Crisis on Campus_ A Bold Plan for Reforming Our Colleges and Universities - Mark C. Taylor [66]
Teaching, of course, involves much more than the time one is in the classroom, but the total number of classroom hours is noteworthy. While Williams allocates faculty positions to departments based upon a formula in which each teacher is expected to instruct a total of at least 120 students a year, there is no general policy on the number of students a faculty member should teach at Columbia. The size of the classes different professors teach therefore varies widely. Since many faculty members receive course relief for chairing departments, programs and committees or use money from their research grants to pay the university to exempt them from teaching, a significant number teach fewer than four courses. In addition, faculty members at many colleges and universities are guaranteed regular leaves and sabbaticals. In most cases, these leaves do not depend on production or performance. At universities with graduate programs, graduate students teach small discussion sections in large lecture courses offered by professors, grade papers, run labs and meet with students. Advising grad students and sponsoring theses can be quite time-consuming for professors, though graduate courses typically have fewer students. Still, teaching requirements at the top schools are surprisingly low.
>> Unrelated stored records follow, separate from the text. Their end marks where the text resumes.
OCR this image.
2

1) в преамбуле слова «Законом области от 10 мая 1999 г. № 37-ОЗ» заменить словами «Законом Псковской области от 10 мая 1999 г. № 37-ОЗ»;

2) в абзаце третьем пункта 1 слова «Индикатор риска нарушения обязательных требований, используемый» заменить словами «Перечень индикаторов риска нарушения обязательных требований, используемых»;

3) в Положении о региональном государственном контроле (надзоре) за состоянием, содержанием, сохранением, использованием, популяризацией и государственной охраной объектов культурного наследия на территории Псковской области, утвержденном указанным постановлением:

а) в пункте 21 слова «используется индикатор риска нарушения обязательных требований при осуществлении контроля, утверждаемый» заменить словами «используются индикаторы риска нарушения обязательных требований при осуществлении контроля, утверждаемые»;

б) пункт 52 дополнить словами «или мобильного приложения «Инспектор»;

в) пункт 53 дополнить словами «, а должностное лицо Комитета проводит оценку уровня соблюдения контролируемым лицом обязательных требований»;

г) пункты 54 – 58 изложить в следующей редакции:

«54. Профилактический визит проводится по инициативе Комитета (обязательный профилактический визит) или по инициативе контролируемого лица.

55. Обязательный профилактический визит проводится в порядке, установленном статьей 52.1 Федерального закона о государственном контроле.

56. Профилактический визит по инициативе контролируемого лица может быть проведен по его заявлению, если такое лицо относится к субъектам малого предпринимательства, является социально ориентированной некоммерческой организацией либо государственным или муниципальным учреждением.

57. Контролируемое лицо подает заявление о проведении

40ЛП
Now consider the problems at the other end of the higher education spectrum. Long the envy of many states and, indeed, foreign countries, the California university system, as I have said, is collapsing under the weight of the state’s fiscal crisis. Since the 1960s, higher education in California has been divided among research universities, where significant research is required and teaching loads are light; teaching universities (i.e., California state universities), where teaching loads are heavy but some publication is still required; and community colleges, where teaching loads are even heavier but there are no publication requirements. In contrast to Williams and Columbia, faculty members at California State University, Los Angeles, teach three classes each quarter and nine classes a year. While student enrollments vary from course to course and department to department, most faculty members teach roughly one hundred students a quarter, three hundred students a year. Unlike research universities, the state university provides no teaching assistants, and seniority does not reduce one’s teaching load. As for the sharp dichotomy between teaching and research, a colleague at CSULA properly wrote in an e-mail,
This distinction seems to me fallacious, since teaching and research are inextricably linked. Good teaching is founded on, among other things, the teacher’s active engagement in the ongoing scholarly discussion in his or her field. And research in the humanities, because it concerns texts and issues that relate to our common social, ethical, economic, religious and political experience, must stay connected with the transmission and exchange of ideas fostered by the classroom. I have witnessed, at our school, with a sad heart, the way that our heavy teaching load actually thwarts the putative teaching mission of the CSU system. So mind-pulping is the regimen that teachers flee from the classroom. They seek to create administrative projects and programs of doubtful intellectual worth to get “release time” from teaching. Matters are even worse in community colleges.
This is an extremely unfortunate situation because the escalating cost of higher education is driving more students to these institutions.